僕はそんな疑問を口にした。すると彼は淡々と答える。
「可能だよ。多分、単に規制改革をしただけだと思うから。いや、ま、規制改革は“単に”なんて軽い言葉で表現できるようなものじゃないのだけどさ。とにかく、別にAIを使わなくたってできる。実際、他の先進諸国はできているのだし」
「規制改革……」
専門外だけど、多少は知っている。例えば農業をやりたがっている民間企業は多くいる。けど、自由には参入できない。法律で規制されているからだ。それにより現在の農家を保護しているのだけど、その為に自由競争が行われず、市場原理が活かせない(更に農家の高齢化で農業分野全体がピンチに陥ってしまう)。その規制を緩和し、参入を促すのが規制改革だ。それに成功すれば、市場原理が有効利用できるようになって経済成長すると言われている。

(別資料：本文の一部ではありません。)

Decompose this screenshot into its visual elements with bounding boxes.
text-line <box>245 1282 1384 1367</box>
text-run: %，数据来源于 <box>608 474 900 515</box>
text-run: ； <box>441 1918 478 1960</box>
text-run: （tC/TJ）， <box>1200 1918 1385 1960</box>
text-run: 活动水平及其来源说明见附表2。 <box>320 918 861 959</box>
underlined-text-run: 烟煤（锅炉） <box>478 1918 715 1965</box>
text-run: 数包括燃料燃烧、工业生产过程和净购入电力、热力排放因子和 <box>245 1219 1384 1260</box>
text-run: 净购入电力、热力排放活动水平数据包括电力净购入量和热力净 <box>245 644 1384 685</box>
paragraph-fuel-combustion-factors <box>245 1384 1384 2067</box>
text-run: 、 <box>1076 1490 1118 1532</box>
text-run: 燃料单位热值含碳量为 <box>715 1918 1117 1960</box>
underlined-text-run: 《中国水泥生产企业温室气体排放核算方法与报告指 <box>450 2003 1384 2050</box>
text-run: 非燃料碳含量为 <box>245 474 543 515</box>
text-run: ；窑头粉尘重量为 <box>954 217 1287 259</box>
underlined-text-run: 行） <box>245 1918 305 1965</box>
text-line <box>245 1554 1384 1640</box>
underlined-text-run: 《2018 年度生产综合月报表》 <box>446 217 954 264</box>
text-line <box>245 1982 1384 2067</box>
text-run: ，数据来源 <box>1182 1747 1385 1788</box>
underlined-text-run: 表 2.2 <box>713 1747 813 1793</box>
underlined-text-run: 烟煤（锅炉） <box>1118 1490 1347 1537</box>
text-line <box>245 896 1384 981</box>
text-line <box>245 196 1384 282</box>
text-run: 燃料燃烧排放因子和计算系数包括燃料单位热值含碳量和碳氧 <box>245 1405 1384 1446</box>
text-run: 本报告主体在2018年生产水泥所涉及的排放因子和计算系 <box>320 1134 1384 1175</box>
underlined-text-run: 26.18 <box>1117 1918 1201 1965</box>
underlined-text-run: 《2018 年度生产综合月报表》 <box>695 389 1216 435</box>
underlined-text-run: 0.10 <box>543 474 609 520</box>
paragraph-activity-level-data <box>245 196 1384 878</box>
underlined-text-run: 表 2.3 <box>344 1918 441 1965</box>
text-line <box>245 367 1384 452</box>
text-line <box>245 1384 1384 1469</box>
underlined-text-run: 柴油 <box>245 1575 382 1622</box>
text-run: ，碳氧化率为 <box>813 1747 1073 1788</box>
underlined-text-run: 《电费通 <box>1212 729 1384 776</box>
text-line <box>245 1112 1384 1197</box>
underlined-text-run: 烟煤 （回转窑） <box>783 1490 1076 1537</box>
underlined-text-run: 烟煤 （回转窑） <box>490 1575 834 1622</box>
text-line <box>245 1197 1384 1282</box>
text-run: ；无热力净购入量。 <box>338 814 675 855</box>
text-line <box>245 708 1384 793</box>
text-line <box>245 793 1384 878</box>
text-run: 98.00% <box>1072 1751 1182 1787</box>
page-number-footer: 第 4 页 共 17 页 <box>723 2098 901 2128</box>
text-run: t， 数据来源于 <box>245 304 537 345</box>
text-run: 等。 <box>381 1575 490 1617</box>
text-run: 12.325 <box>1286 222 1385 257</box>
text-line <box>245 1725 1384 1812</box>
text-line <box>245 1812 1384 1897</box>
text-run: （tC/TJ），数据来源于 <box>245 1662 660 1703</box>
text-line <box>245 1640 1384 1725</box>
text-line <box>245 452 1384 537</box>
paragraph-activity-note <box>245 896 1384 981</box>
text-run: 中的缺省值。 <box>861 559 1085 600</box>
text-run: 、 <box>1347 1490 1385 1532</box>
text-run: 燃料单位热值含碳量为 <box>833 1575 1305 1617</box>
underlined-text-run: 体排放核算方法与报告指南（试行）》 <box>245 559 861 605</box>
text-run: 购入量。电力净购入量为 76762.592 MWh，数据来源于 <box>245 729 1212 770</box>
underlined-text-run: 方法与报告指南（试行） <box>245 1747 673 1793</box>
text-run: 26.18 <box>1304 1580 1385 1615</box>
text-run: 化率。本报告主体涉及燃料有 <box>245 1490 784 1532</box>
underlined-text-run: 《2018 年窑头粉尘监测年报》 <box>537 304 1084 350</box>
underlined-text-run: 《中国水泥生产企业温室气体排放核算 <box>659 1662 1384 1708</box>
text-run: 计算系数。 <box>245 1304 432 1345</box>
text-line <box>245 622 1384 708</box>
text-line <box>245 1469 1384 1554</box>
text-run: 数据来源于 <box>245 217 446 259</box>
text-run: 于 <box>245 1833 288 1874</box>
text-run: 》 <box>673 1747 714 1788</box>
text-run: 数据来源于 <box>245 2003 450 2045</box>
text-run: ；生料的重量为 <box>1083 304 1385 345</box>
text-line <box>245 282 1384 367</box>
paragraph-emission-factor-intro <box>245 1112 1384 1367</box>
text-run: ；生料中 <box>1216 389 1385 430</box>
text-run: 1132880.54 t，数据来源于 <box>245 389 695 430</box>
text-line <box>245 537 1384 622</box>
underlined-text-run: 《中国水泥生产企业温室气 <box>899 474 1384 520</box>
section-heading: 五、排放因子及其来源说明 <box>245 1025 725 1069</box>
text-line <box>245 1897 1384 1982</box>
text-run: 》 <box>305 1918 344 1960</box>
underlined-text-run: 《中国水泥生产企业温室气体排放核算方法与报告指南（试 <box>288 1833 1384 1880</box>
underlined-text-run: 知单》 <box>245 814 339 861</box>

「……その話は知っているけど、つまりは規制改革をスムーズに行えるようにAIを活用したって話なのじゃないの?」
僕はそう解釈していた。
「そうなら良いのだけどね。どうも単に利権団体の再編のような事が行われていただけのようなんだよ。多分、AIを活用云々なんて話ではないと思う。活用できない事もないけど、敢えて活用するような話でもないはずだ」
少し考えると僕は尋ねた。
「でも、もし仮にAIを活用していないのだとすれば日本政府は嘘をついている事になるよね?
一体、どうしてそんな嘘をつく必要があるのだろう?」
それに吉田君は肩を竦めた。
「さあ? 分からないよ。でも、分からなからこそ不気味なものを僕は感じているんだ。AIは現代の“託宣をする巫女”になるのかもしれない。そして、その託宣は権力者に利用されてしまうかもしれないんだ……」
それから吉田君はトントンと机を指で叩きながらこう続けた。
「杞憂であれば良いけどさ。僕は昨今の政治の動きに好ましくないものを感じている。いや、経済成長はもちろん歓迎するべきなのだろうけど……」
それを聞いて、僕はゆかりちゃん達に何かをやろうとしている気配がある事を思い出した。詳しくは聞いていないけど、関連があるのかも。
……もしかしたら、また面倒な何かが始まるのかもしれない。